Ar.- Pues si aún no hemos examinado este punto más que en globo ¿por qué no hemos de continuar?
Ecl.- ¿Os queda más que decir?
Ar.- Nos queda que examinar la naturaleza de las leyes eclesiásticas, comparar con todas ellas esta ley singular, y considerar el valor de los motivos en que se funda. ¿Os parece todo esto de poca importancia?

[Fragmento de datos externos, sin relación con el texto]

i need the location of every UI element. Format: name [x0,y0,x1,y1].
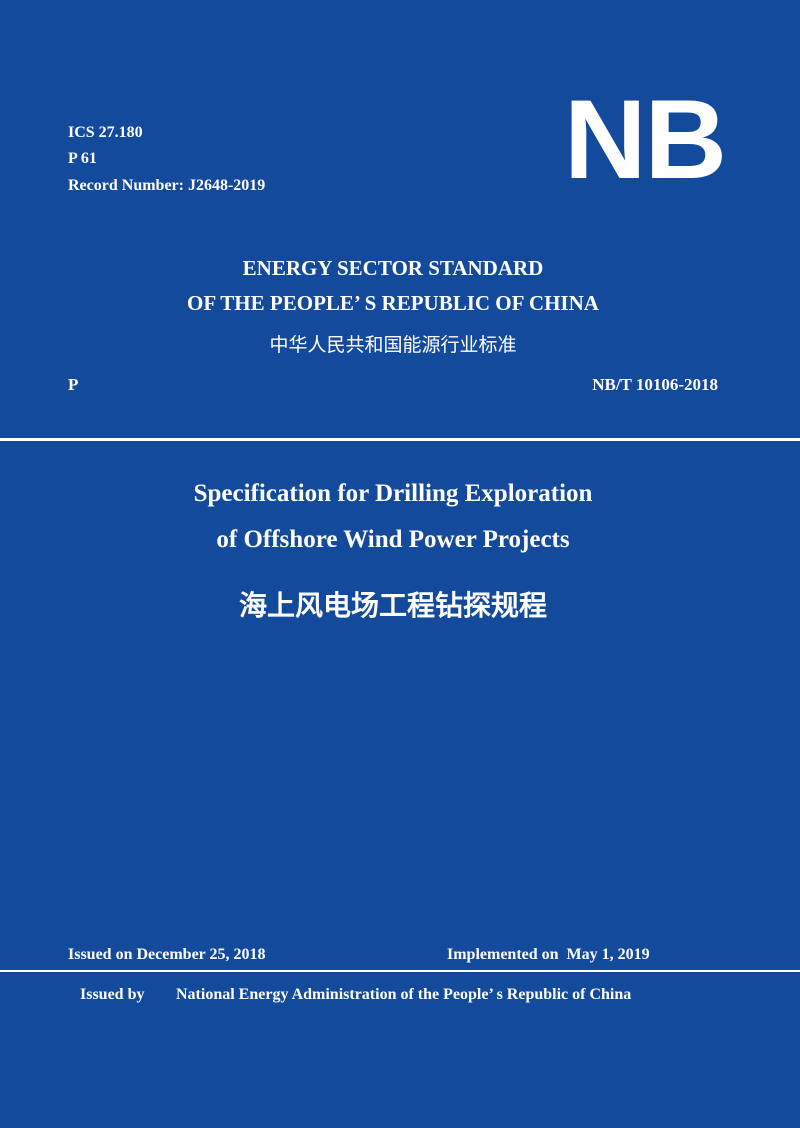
nb-logo: NB [564,77,727,202]
title-line-1: Specification for Drilling Exploration [193,480,593,507]
class-code: P 61 [68,150,97,167]
standard-line-2: OF THE PEOPLE’ S REPUBLIC OF CHINA [187,291,599,315]
record-number: Record Number: J2648-2019 [68,177,266,194]
category-code: P [68,375,79,394]
divider-bottom [0,970,800,972]
divider-top [0,438,800,441]
ics-code: ICS 27.180 [68,124,143,141]
standard-chinese: 中华人民共和国能源行业标准 [269,334,517,356]
standard-line-1: ENERGY SECTOR STANDARD [242,256,544,280]
issuer-name: National Energy Administration of the Pe… [176,986,632,1003]
issued-on: Issued on December 25, 2018 [68,946,266,963]
title-chinese: 海上风电场工程钻探规程 [238,589,547,622]
issued-by-label: Issued by [80,986,145,1003]
standard-number: NB/T 10106-2018 [592,375,718,394]
title-line-2: of Offshore Wind Power Projects [216,526,570,553]
implemented-on: Implemented on May 1, 2019 [447,946,650,963]
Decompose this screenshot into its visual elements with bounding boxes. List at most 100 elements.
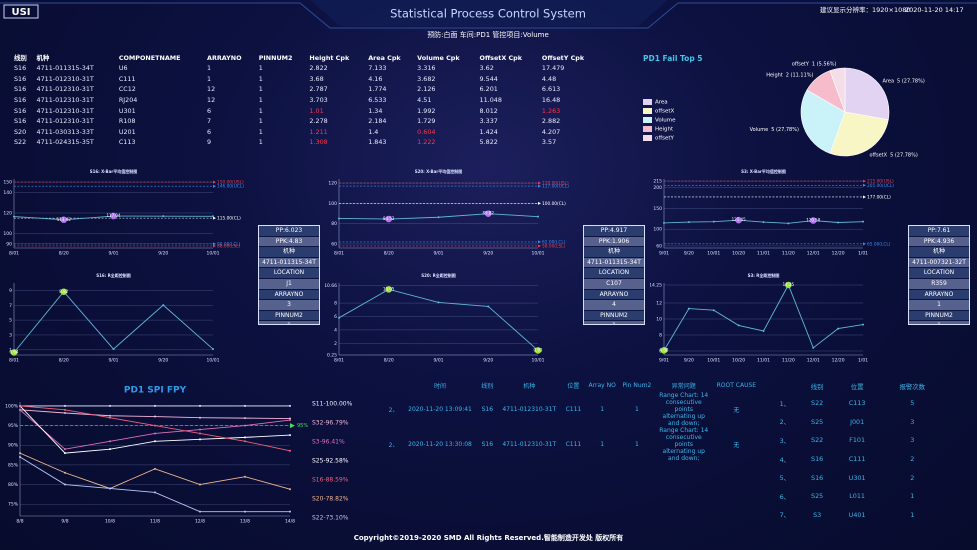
slice-category: offsetY — [792, 61, 810, 67]
table-cell: 1 — [258, 106, 263, 115]
info-panel: PP:7.61 PPK:4.936 机种 4711-007321-32T LOCATIO… — [908, 225, 970, 325]
data-point — [60, 216, 68, 224]
slice-category: Height — [766, 72, 783, 78]
x-tick-label: 9/20 — [158, 358, 168, 364]
table-row: 3、 S22 F101 3 — [770, 431, 945, 450]
table-cell: 3.316 — [417, 64, 436, 73]
table-row: S16 4711-012310-31T U301 6 1 1.01 1.34 1.992 8.0… — [12, 105, 602, 116]
control-label: 205.00(UCL) — [867, 183, 894, 189]
x-tick-label: 12/01 — [807, 251, 820, 257]
info-cell: 4711-007321-32T — [909, 257, 969, 269]
table-cell: 2、 — [388, 407, 399, 414]
control-label: 117.00(UCL) — [542, 184, 569, 190]
y-tick-label: 12 — [656, 301, 662, 307]
control-arrow — [863, 183, 866, 187]
x-tick-label: 10/8 — [105, 519, 115, 525]
table-cell: 12 — [207, 96, 216, 105]
table-cell: 6.533 — [368, 96, 387, 105]
legend-swatch — [643, 99, 652, 105]
slice-category: Area — [883, 78, 895, 84]
table-cell: 1 — [258, 117, 263, 126]
data-point — [437, 301, 440, 304]
control-arrow — [213, 244, 216, 248]
y-tick-label: 0.25 — [327, 353, 337, 359]
legend-label: S25-92.58% — [312, 458, 349, 465]
slice-value: 5 (27.78%) — [771, 126, 799, 132]
info-cell: R359 — [909, 278, 969, 290]
data-point — [64, 483, 66, 486]
table-cell: 1 — [600, 406, 605, 413]
table-cell: 1 — [600, 441, 605, 448]
info-cell: 1 — [259, 321, 319, 324]
data-point — [154, 467, 156, 470]
table-cell: 2.787 — [309, 85, 328, 94]
table-cell: 1.843 — [368, 138, 387, 147]
x-tick-label: 8/20 — [384, 251, 394, 257]
table-cell: 2 — [910, 455, 915, 464]
x-tick-label: 9/01 — [108, 358, 118, 364]
data-point — [199, 483, 201, 486]
table-cell: 5、 — [779, 474, 791, 483]
data-point — [154, 491, 156, 494]
point-label: 10.05 — [383, 286, 395, 291]
data-point — [534, 347, 542, 354]
data-point — [862, 220, 864, 223]
table-row: S20 4711-030313-33T U201 6 1 1.211 1.4 0.604 1.4… — [12, 127, 602, 138]
table-cell: L011 — [849, 492, 865, 501]
chart-title: S20: R全距控制图 — [421, 272, 456, 278]
legend-label: Volume — [655, 118, 676, 124]
data-point — [338, 316, 340, 319]
info-cell: PPK:1.906 — [584, 236, 644, 248]
chart-title: S3: X-Bar平均值控制图 — [741, 168, 786, 174]
table-row: 2、 2020-11-20 13:09:41 S16 4711-012310-31T C… — [385, 392, 760, 427]
control-label: 177.00(CL) — [867, 194, 891, 200]
legend-label: Area — [655, 100, 668, 106]
x-tick-label: 11/20 — [782, 251, 795, 257]
table-cell: 4711-030313-33T — [36, 127, 94, 136]
table-cell: S16 — [481, 406, 494, 413]
data-point — [289, 417, 291, 420]
table-cell: C111 — [118, 74, 136, 83]
table-cell: 4711-012310-31T — [36, 106, 94, 115]
x-tick-label: 10/01 — [707, 251, 720, 257]
table-row: S22 4711-024315-35T C113 9 1 1.308 1.843 1.222 5… — [12, 137, 602, 148]
table-cell: 1.263 — [541, 106, 561, 115]
y-tick-label: 7 — [9, 303, 12, 309]
table-cell: 3.57 — [541, 138, 557, 147]
x-tick-label: 9/01 — [108, 251, 118, 257]
column-header: COMPONETNAME — [118, 53, 181, 62]
table-row: S16 4711-011315-34T U6 1 1 2.822 7.133 3.316 3.6… — [12, 63, 602, 74]
table-cell: 1.34 — [368, 106, 383, 115]
alarm-panel: 时间 线别 机种 位置 Array NO Pin Num2 异常问题 ROOT CAUSE 2、… — [385, 378, 760, 526]
table-cell: S16 — [14, 117, 27, 126]
point-label: 0.93 — [534, 347, 543, 352]
legend-swatch — [643, 108, 652, 114]
table-cell: 4711-012310-31T — [502, 406, 557, 413]
table-cell: 2 — [910, 473, 915, 482]
table-cell: 3.337 — [479, 117, 498, 126]
x-tick-label: 13/8 — [240, 519, 250, 525]
control-arrow — [538, 244, 541, 248]
slice-category: Volume — [750, 126, 769, 132]
x-tick-label: 10/01 — [532, 358, 545, 364]
data-point — [687, 307, 690, 310]
table-cell: 4711-012310-31T — [502, 441, 557, 448]
control-label: 100.00(CL) — [542, 201, 566, 207]
table-cell: 1 — [207, 64, 212, 73]
y-tick-label: 5 — [9, 318, 12, 324]
data-point — [199, 510, 201, 513]
table-cell: 1 — [258, 96, 263, 105]
y-tick-label: 95% — [8, 423, 19, 429]
table-cell: 1.729 — [417, 117, 436, 126]
info-cell: 4711-011315-34T — [584, 257, 644, 269]
pie-slice — [829, 67, 846, 113]
data-point — [162, 215, 165, 218]
x-tick-label: 9/01 — [433, 251, 443, 257]
point-label: 120.58 — [806, 218, 820, 223]
y-tick-label: 14.25 — [650, 283, 662, 289]
table-cell: 4.51 — [417, 96, 432, 105]
data-point — [19, 404, 21, 407]
data-point — [199, 438, 201, 441]
data-point — [64, 412, 66, 415]
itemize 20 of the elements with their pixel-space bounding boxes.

Ecl.- No, sin duda. Prosigamos.
Ar.- Toda ley humana, civil o
eclesiástica, debe ser justa. Esta es la primera propiedad que debe tener
toda ley para merecer este nombre, y tener fuerza de obligar a los
súbditos. Mas esta justicia ¿por dónde se mide? ¿cuál es el criterio, por medio del cual podamos conocer la justicia e injusticia de una ley para saber si merece, o no, este nombre? La conformidad o no conformidad con la ley eterna de Dios, y de consiguiente con la natural, que no es más que la impresión de la eterna grabada en el hombre. Ella es el ejemplar de toda ley, y ninguna puede ser justa, ni tener fuerza de obligar, sino en cuanto se conforme con la eterna. Mas ¿qué es la ley eterna? Es aquélla, dice San Agustín, por la cual es justo que todas las cosas estén ordenadísimas; y él mismo en otra parte: es la razón divina mandando conservar el orden natural, y prohibiendo su perturbación. Ved ahora si la ley del celibato conserva o perturba el orden natural; si es o no diametralmente opuesta a las inclinaciones naturales del hombre, inclinaciones impresas por Dios anteriormente a todo pecado y corrupción. Y si pugna ¿en dónde está la conformidad de esta ley eclesiástica con la eterna, y la natural? Y si no hay tal conformidad ¿en dónde está la justicia? Y si no hay tal justicia ¿en dónde está la ley?
Ecl.- El raciocinio es exactísimo, y yo no sé cómo pueda contestarse.